С крысами семья раньше никаких дел не имела. Было немного странно и страшновато при виде длинного голого хвоста, больших жёлтых зубов.
Кое-как вытянули залипший поддон, вычистили, застелили. Стали предлагать всевозможную еду. Зверёк был оголодавшим. Назвали крысу Машкой.
Прошла неделя. Машка отогрелась, отъелась, успокоилась, но жизнь в небольшой клетке ей явно была в тягость. Да и матери вид узника, пристально смотревшего сквозь решётку, лапок, напоминавших детские кулачки, цепляющиеся за прутья клетки, не доставлял особого удовольствия.
Вечером, собравшись всей семьёй, решили попробовать выпустить Машку на волю. Только открыли дверцу, Машка моментально выскочила из клетки и, как кенгуру, запрыгала по кроватям, креслам и прочей мебели. Под хвостом у Машки что-то явно заколыхалось. Матери стало неловко за свою невнимательность.
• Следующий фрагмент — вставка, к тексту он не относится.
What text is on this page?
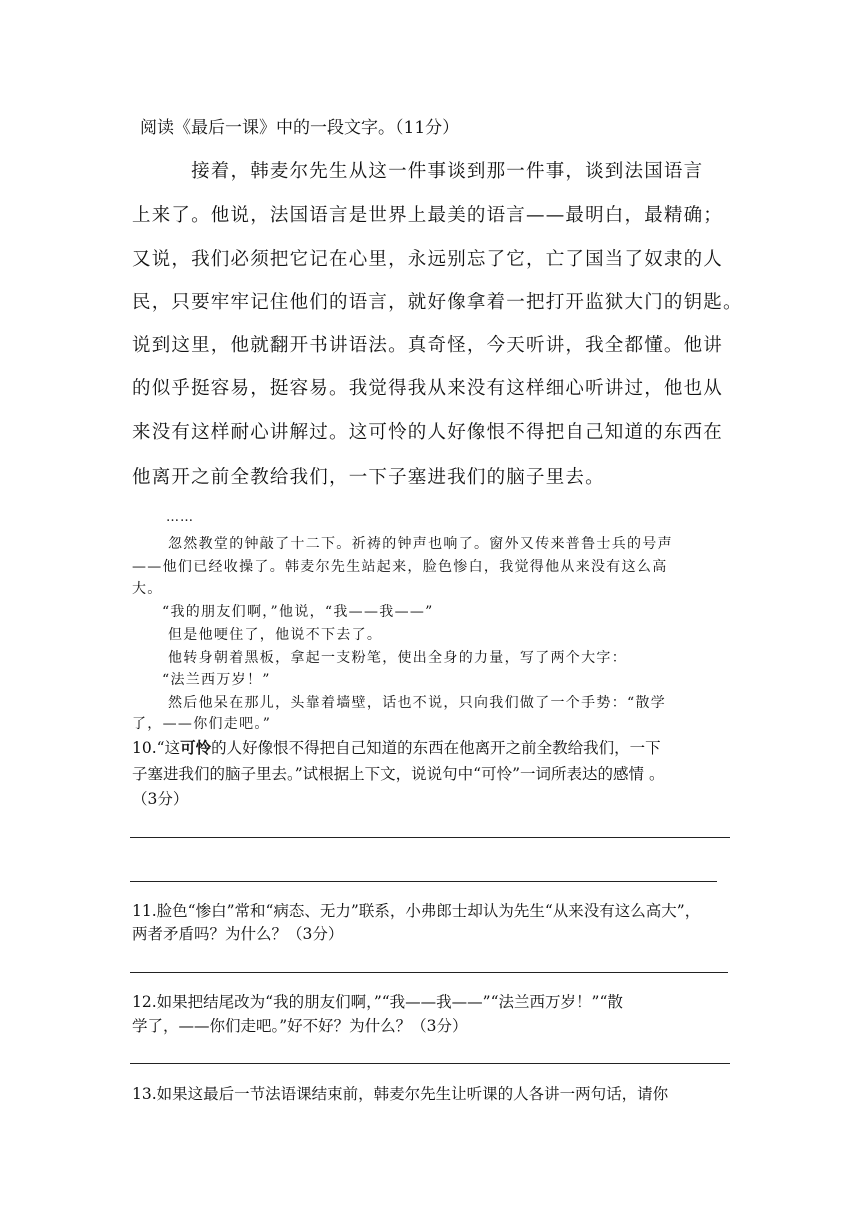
阅读《最后一课》中的一段文字。（11分）
　　　接着，韩麦尔先生从这一件事谈到那一件事，谈到法国语言
上来了。他说，法国语言是世界上最美的语言——最明白，最精确；
又说，我们必须把它记在心里，永远别忘了它，亡了国当了奴隶的人
民，只要牢牢记住他们的语言，就好像拿着一把打开监狱大门的钥匙。
说到这里，他就翻开书讲语法。真奇怪，今天听讲，我全都懂。他讲
的似乎挺容易，挺容易。我觉得我从来没有这样细心听讲过，他也从
来没有这样耐心讲解过。这可怜的人好像恨不得把自己知道的东西在
他离开之前全教给我们，一下子塞进我们的脑子里去。
……
忽然教堂的钟敲了十二下。祈祷的钟声也响了。窗外又传来普鲁士兵的号声
——他们已经收操了。韩麦尔先生站起来，脸色惨白，我觉得他从来没有这么高
大。
“我的朋友们啊，”他说，“我——我——”
但是他哽住了，他说不下去了。
他转身朝着黑板，拿起一支粉笔，使出全身的力量，写了两个大字：
“法兰西万岁！”
然后他呆在那儿，头靠着墙壁，话也不说，只向我们做了一个手势：“散学
了，——你们走吧。”
10.“这可怜的人好像恨不得把自己知道的东西在他离开之前全教给我们，一下
子塞进我们的脑子里去。”试根据上下文，说说句中“可怜”一词所表达的感情 。
（3分）
11.脸色“惨白”常和“病态、无力”联系，小弗郎士却认为先生“从来没有这么高大”，
两者矛盾吗？为什么？（3分）
12.如果把结尾改为“我的朋友们啊，”“我——我——”“法兰西万岁！”“散
学了，——你们走吧。”好不好？为什么？（3分）
13.如果这最后一节法语课结束前，韩麦尔先生让听课的人各讲一两句话，请你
– Ребята, ребята, а ведь это у нас не Машка – сказала она.
– А кто?
– Мишка, вот кто!
Вдоволь насмеявшись, через время водворили Мишку в его клетку, но дверцу уже не закрывали.
Так и повелось. Мишка свободно гулял по всей квартире, как домашняя кошка. Блюдца для еды и воду поставили на кухне, где семья собиралась за большим обеденным столом. Мишка всегда крутился тут же, и первый кусочек лакомства был его. Он оказался удивительным существом: грыз, как белочка, орешки, семечки, тщательно намывал свою шкурку и мордочку, стал понимать многие слова, откликался на своё имя.
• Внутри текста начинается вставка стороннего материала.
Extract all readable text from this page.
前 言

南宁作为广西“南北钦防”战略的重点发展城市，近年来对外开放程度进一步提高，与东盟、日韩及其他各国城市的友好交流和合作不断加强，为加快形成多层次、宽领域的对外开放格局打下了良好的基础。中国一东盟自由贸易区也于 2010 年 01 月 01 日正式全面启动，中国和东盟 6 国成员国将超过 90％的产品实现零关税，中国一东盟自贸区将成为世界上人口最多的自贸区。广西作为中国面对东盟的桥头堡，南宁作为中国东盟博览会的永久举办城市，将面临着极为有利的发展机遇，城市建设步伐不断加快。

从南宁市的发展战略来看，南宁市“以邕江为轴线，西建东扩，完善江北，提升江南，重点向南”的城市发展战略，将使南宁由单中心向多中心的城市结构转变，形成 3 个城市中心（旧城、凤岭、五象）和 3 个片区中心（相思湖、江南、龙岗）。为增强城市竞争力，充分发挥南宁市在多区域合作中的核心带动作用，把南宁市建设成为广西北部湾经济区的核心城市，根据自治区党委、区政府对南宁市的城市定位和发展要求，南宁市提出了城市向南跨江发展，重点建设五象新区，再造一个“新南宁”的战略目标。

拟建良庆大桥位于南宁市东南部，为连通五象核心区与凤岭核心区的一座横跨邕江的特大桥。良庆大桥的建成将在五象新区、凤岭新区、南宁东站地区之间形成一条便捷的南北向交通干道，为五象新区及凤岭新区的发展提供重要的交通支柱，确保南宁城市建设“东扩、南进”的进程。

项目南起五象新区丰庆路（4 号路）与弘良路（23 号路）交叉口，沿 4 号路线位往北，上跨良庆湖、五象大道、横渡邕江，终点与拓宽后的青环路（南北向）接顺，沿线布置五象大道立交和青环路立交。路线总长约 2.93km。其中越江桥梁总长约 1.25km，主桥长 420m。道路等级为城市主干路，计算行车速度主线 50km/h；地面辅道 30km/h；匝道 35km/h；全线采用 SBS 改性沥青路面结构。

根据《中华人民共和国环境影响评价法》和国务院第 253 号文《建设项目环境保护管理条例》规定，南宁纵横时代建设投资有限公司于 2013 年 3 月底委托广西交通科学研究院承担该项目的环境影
Мишка всегда знал, кто звонит в квартиру. Если свои – бежал к двери. Чужие – прятался под кровать. Ночью спал в открытой клетке, днём частенько нежился в кресле, на кроватях, причём в таких смешных позах, что рука невольно тянулась погладить мягкое, тёплое брюшко со сложенными на нём лапками. Любил посидеть на плече у матери, когда та занималась рукоделием, или погонять клубок ниток. Одним словом, Мишка стал полноправным членом семьи, к тому же ещё и общим любимчиком.
Зверёк взял моду прятаться под покрывалами, накидками. Возможно искал место где теплее или мешал свет, но увидев бугорок, уже знали – там Мишка!
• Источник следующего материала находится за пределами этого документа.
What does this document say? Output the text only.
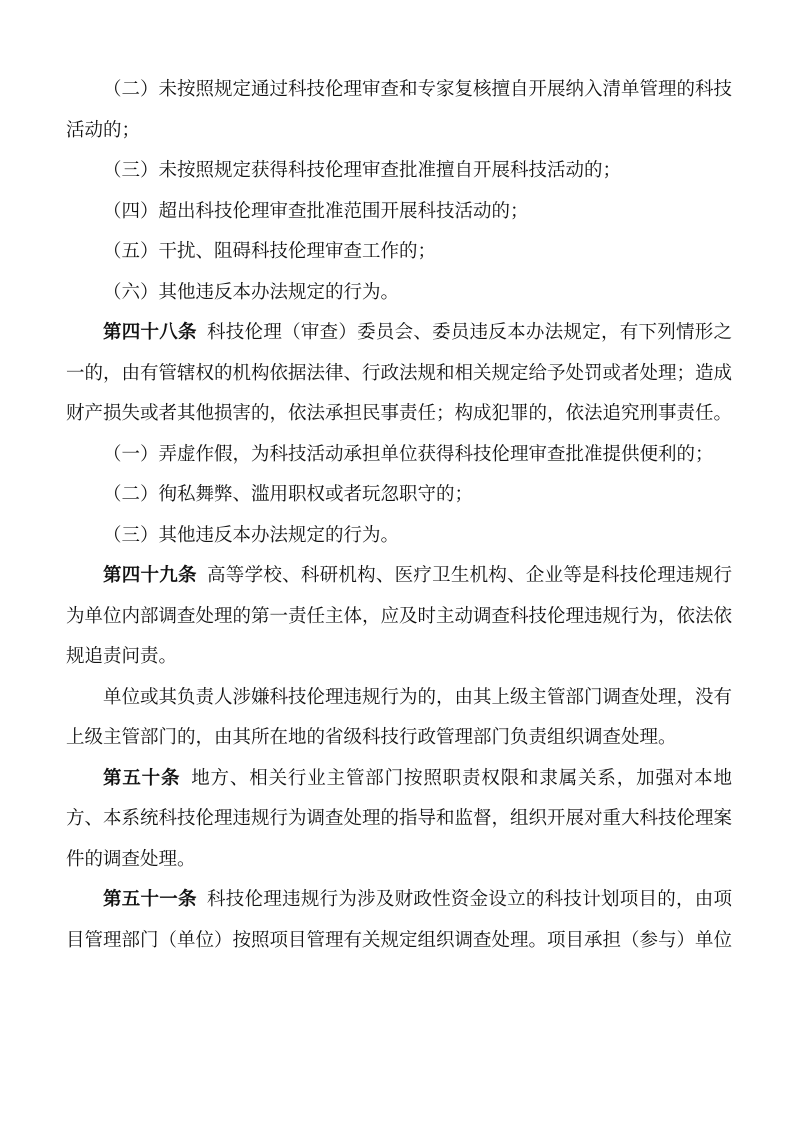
（二）未按照规定通过科技伦理审查和专家复核擅自开展纳入清单管理的科技活动的；

（三）未按照规定获得科技伦理审查批准擅自开展科技活动的；

（四）超出科技伦理审查批准范围开展科技活动的；

（五）干扰、阻碍科技伦理审查工作的；

（六）其他违反本办法规定的行为。

第四十八条 科技伦理（审查）委员会、委员违反本办法规定，有下列情形之一的，由有管辖权的机构依据法律、行政法规和相关规定给予处罚或者处理；造成财产损失或者其他损害的，依法承担民事责任；构成犯罪的，依法追究刑事责任。

（一）弄虚作假，为科技活动承担单位获得科技伦理审查批准提供便利的；

（二）徇私舞弊、滥用职权或者玩忽职守的；

（三）其他违反本办法规定的行为。

第四十九条 高等学校、科研机构、医疗卫生机构、企业等是科技伦理违规行为单位内部调查处理的第一责任主体，应及时主动调查科技伦理违规行为，依法依规追责问责。

单位或其负责人涉嫌科技伦理违规行为的，由其上级主管部门调查处理，没有上级主管部门的，由其所在地的省级科技行政管理部门负责组织调查处理。

第五十条 地方、相关行业主管部门按照职责权限和隶属关系，加强对本地方、本系统科技伦理违规行为调查处理的指导和监督，组织开展对重大科技伦理案件的调查处理。

第五十一条 科技伦理违规行为涉及财政性资金设立的科技计划项目的，由项目管理部门（单位）按照项目管理有关规定组织调查处理。项目承担（参与）单位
Однажды в гости приехала близкая подруга матери. Рано утром ушли к морю, вернулись поздно. Войдя в дом, гостья, всегда такая спокойная, деликатная, а сейчас возбуждённая прогулкой, по – девчоночьи прошмыгнула в комнату и со словами: «Как я устала» – плюхнулась всей массой своего тела на диван и тут же, как ошпаренная подскочила: «Что это?!» – Это был Мишка в своём укрытии…. С тех пор зверёк захирел. Мать носила его в ветклинику, но там только руками развели: – Ничего не можем сделать, крыса – есть крыса.